Les triptans, qui aident entre 60 et 70 % des patients, interrompent le lien entre deux régions du cerveau : le noyau trigéminé, qui serait le chef d'orchestre de la migraine, et une région où sont émises des molécules appelées « peptides reliés au gène de la calcitonine » (CGRP), qui causent la douleur en irritant les nerfs sensoriels. Selon le Dr Pim, du CHUM, il y a peu d'effets secondaires. Il existe une demi-douzaine de triptans sur le marché. Un autre type de médicaments, un anticorps qui inhibe l'action du peptide CGRP, est en train d'être testé et suscite beaucoup d'espoirs, selon le Dr Pim. « Dans quelques rares cas, il y a des chirurgies qui sont nécessaires », précise le Dr Pim.

« Même si les premiers résultats ne permettent pas d'envisager une révolution, ces nouveaux médicaments vont faciliter nos essais et erreurs avec les patients avec une migraine difficile à contrôler », dit Paul Rizzoli, directeur clinique du centre John R. Graham à Boston. « Parfois, nous devons hospitaliser les patients ayant des migraines particulièrement fréquentes pour voir ce qui marche ou ne marche pas, ajuster les doses des différents médicaments. C'est extrêmement coûteux. Tout ce qui peut accélérer le processus est le bienvenu. »

Élizabeth Leroux, ancienne directrice de la clinique de la migraine du CHUM qui pratique maintenant en Alberta, a elle-même souffert de la migraine. « Je suis sensible au whisky, au vin rouge et à la nourriture chinoise, mais il y a aussi des déclencheurs hormonaux ou émotionnels. Avec les patients, il faut patiemment essayer toutes les possibilités, les problèmes de sommeil, l'alimentation, la posture cervicale. Certains patients sont sensibles aux changements de pression atmosphérique, on voit plus souvent ça à Calgary.

Plusieurs facteurs peuvent coexister: le froid cause une contraction musculaire, le chaud vasodilate, le smog peut être irritant. Ce sont des baromètres sur pattes, il y a même une application pour les aider, Blisly. Le plus compliqué, c'est l'aspect psychiatrique. La psychothérapie aide parfois, mais ça coûte cher. Et les psychiatres sont débordés, ils ne peuvent pas voir des cas compliqués mais qui n'ont pas une maladie bipolaire, psychotique ou dépressive majeure. J'ai fini par apprendre moi-même à gérer la médication psychiatrique. »

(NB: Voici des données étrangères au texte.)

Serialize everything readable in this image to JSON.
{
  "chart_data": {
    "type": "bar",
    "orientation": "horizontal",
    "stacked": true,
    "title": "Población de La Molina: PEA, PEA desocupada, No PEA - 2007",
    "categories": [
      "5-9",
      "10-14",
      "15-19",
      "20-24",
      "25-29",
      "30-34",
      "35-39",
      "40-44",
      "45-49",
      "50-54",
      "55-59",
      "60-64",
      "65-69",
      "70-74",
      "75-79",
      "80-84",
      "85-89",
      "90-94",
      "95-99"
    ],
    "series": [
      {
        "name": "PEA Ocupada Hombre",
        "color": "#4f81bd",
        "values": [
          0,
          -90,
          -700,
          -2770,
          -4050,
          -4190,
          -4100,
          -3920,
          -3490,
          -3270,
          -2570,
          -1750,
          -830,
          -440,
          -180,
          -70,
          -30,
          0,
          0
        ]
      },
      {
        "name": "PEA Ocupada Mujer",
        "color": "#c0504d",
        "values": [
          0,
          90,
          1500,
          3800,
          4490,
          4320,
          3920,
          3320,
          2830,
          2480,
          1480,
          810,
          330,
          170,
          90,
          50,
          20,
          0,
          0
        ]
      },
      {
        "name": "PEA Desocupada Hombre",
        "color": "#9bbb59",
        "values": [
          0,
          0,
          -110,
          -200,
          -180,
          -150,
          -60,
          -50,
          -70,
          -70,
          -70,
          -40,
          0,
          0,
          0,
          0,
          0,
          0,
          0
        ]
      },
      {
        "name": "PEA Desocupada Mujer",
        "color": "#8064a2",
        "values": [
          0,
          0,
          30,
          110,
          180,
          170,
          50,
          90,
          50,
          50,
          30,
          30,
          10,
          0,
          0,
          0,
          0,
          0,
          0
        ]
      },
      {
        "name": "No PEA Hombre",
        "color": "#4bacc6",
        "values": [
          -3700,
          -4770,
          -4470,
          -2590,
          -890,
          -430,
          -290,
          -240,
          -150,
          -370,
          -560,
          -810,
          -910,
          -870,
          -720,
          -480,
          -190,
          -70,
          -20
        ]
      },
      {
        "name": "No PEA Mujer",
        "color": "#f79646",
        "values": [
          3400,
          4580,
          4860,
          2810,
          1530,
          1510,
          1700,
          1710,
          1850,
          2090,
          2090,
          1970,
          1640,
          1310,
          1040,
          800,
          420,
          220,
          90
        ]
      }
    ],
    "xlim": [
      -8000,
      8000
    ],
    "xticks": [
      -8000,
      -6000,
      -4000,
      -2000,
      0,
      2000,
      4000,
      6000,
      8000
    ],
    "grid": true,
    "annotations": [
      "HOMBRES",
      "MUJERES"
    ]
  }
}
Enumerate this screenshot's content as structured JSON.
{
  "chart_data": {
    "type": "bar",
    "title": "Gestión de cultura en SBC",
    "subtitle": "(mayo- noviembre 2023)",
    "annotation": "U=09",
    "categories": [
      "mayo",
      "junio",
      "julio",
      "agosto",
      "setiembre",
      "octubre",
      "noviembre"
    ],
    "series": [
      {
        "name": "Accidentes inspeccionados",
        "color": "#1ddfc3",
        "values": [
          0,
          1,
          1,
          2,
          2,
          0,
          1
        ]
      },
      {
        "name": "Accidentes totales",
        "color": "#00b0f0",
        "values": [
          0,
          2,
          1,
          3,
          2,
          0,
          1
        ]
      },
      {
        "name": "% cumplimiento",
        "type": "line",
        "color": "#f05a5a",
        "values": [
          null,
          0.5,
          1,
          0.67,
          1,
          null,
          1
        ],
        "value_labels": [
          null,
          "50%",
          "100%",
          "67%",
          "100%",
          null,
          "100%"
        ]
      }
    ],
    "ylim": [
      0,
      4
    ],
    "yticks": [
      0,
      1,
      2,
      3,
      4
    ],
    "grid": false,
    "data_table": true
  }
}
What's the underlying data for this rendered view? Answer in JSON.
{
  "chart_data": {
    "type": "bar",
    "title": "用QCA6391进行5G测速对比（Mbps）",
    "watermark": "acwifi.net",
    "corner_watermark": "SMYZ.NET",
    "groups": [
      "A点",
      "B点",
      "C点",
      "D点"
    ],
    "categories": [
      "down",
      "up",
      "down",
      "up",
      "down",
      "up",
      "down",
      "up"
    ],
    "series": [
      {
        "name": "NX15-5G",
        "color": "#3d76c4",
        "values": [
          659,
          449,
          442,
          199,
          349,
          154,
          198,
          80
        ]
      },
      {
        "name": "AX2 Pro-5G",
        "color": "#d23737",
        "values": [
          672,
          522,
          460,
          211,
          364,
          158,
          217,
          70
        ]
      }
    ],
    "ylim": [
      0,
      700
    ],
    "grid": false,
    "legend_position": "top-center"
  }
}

La Clinique de la migraine de Montréal, fondée en 1986 par un neurologue qui avait étudié à la clinique Mayo, au Texas, mais qui est mort de manière prématurée à la fin des années 90, souffre de la « bureaucratie » grandissante, selon son directeur Gregorio Zlotnik. « Il y a beaucoup de choses qui nous limitent, des injections, des interventions mineures. Nous devons faire beaucoup de traitements à l'externe, c'est plus compliqué pour les patients et c'est plus difficile d'avoir les rendez-vous rapidement pour accélérer la mise au point du traitement. » La clinique du Dr Zlotnik voit environ 500 nouveaux cas par an, contre 2200 pour le centre John R. Graham à Boston.